L’opinion à laquelle ſont revenus ceux qui ont cherché ce paſſage, eſt que ce ſeroit par le nord même qu’il le faudroit tenter. Dans la crainte d’un trop grand froid ſi on s’élevoit trop vers le pole, on ne s’eſt point aſſez éloigné des terres, & l’on a trouvé les mers fermées par les glaces ; ſoit que les lieux par où l’on vouloit paſſer ne fuſſent en effet que des golfes, ſoit que ce fuſſent de véritables détroits. C’eſt une eſpèce de paradoxe de dire que plus près du pole, on eût trouvé moins de glaces & un climat plus doux : mais outre quelques relations qui aſſurent que les Hollandois s’étant fort approchés du pole, avoient en effet trouvé une mer ouverte & tranquille, & un air tempéré, la phyſique & l’aſtronomie le peuvent faire croire. Si ce ſont de vaſtes mers qui occupent les régions du pole, on y trouvera moins de glaces que dans des lieux moins ſeptentrionaux, où les mers ſeront reſſerrées par les terres ; & la préſence continuelle du ſoleil ſur l’horiſon pendant ſix mois, peut cauſer plus de chaleur que ſon peu d’élévation n’en fait perdre.
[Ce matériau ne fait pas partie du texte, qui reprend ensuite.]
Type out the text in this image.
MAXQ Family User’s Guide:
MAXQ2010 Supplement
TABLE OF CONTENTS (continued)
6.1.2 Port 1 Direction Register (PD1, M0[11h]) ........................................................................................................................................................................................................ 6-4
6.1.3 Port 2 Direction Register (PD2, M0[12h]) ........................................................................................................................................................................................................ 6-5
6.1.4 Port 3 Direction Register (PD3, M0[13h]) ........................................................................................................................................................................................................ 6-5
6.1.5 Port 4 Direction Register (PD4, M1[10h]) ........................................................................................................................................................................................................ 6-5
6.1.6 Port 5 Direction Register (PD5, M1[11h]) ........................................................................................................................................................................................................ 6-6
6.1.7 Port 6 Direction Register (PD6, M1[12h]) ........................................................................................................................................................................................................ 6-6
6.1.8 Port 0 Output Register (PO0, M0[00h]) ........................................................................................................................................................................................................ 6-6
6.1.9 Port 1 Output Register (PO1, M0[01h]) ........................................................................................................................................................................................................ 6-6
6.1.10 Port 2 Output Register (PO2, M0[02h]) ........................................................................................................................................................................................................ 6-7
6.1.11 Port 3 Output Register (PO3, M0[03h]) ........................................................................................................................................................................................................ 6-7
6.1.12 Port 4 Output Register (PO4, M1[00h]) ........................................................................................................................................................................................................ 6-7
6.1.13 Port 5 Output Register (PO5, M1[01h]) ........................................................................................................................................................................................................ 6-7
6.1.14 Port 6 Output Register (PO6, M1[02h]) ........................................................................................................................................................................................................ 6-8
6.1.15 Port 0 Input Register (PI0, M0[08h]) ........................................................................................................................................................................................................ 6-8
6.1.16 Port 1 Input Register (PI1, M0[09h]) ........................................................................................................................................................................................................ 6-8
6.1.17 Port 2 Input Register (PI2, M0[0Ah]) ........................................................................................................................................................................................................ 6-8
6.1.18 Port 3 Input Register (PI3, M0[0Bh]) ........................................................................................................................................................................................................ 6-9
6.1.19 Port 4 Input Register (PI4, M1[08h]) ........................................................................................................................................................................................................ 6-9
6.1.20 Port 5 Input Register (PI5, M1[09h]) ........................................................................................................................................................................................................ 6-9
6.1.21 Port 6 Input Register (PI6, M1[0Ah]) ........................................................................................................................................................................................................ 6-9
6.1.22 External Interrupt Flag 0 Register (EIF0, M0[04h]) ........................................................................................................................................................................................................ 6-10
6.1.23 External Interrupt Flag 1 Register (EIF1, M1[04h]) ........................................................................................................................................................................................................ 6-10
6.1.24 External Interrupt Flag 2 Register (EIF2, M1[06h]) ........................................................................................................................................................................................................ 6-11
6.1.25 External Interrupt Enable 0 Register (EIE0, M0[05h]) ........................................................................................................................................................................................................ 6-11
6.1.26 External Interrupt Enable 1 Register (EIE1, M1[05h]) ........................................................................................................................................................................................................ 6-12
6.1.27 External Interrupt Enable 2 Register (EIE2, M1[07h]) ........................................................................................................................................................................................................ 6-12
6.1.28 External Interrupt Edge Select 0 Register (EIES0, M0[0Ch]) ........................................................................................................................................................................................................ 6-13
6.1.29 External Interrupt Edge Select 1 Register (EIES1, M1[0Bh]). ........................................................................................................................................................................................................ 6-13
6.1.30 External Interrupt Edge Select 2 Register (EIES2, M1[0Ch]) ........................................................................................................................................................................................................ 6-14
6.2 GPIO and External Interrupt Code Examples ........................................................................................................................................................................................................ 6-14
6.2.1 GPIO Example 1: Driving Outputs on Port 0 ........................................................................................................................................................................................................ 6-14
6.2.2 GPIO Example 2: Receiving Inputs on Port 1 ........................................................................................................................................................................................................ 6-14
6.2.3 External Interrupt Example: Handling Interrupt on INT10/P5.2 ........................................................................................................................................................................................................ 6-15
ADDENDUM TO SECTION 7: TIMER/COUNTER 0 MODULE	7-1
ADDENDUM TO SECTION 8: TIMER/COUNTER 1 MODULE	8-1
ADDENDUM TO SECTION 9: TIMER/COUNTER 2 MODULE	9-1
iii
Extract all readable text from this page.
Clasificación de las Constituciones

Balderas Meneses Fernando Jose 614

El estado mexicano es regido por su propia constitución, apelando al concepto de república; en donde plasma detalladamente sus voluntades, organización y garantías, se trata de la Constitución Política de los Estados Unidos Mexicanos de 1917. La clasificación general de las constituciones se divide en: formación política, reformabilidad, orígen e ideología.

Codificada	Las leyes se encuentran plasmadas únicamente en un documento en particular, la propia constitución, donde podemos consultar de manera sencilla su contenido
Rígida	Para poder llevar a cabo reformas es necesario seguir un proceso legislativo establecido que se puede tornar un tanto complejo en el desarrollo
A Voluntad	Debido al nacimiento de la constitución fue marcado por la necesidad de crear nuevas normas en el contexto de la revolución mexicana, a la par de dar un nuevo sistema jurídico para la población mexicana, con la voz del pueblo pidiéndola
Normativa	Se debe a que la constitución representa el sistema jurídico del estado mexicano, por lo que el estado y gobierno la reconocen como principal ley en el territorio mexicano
Je croirois donc que ce ſeroit par le pole même qu’il faudroit tenter ce paſſage. Et dans le même tems qu’on pourroit eſpérer de faire une découverte d’une grande utilité pour le commerce, c’en ſeroit une curieuſe pour la connoiſſance du globe, que de ſavoir ſi ce point autour duquel il tourne eſt ſur la terre ou ſur la mer ; d’y obſerver les phénomènes de l’aimant dans la ſource d’où ils ſemblent partir ; d’y décider ſi les aurores boréales ſont cauſées par une matière lumineuſe qui s’échappe du pole ; ou du moins ſi le pole eſt toûjours inondé de la matière de ces aurores.

Je ne parle point ici de certaines difficultés attachées à cette navigation. Plus on approche du pole, plus les ſecours qu’offre la ſcience du pilote diminuent ; & au pole même, pluſieurs ceſſent tout à fait. On pourroit donc éviter ce point fatal : mais ſi l’on y étoit arrivé, il faudroit commencer ſa route en quelque ſorte au hazard, juſqu’à ce qu’on s’en fût éloigné d’une diſtance qui permît de reprendre l’uſage des règles de la navigation. Je ne m’étends pas ſur cela, je ne me ſuis propoſé que de vous parler des découvertes qui m’ont paru les plus importantes ; c’eſt après le choix que vous en ferez qu’on pourroit diſcuter les moyens qu’on croiroit les plus convenables pour l’exécution. Mais ſi un grand Prince deſtinoit tous les ans deux ou trois vaiſſeaux à ces entrepriſes, la dépenſe ſeroit peu conſidérable : indépendamment du ſuccès, elle ſeroit utile pour former les capitaines & les pilotes à tous les événemens de la navigation ; & il ne ſeroit guère poſſible qu’entre tant de choſes qui reſtent inconnues ſur notre globe, on ne parvînt à quelque grande découverte.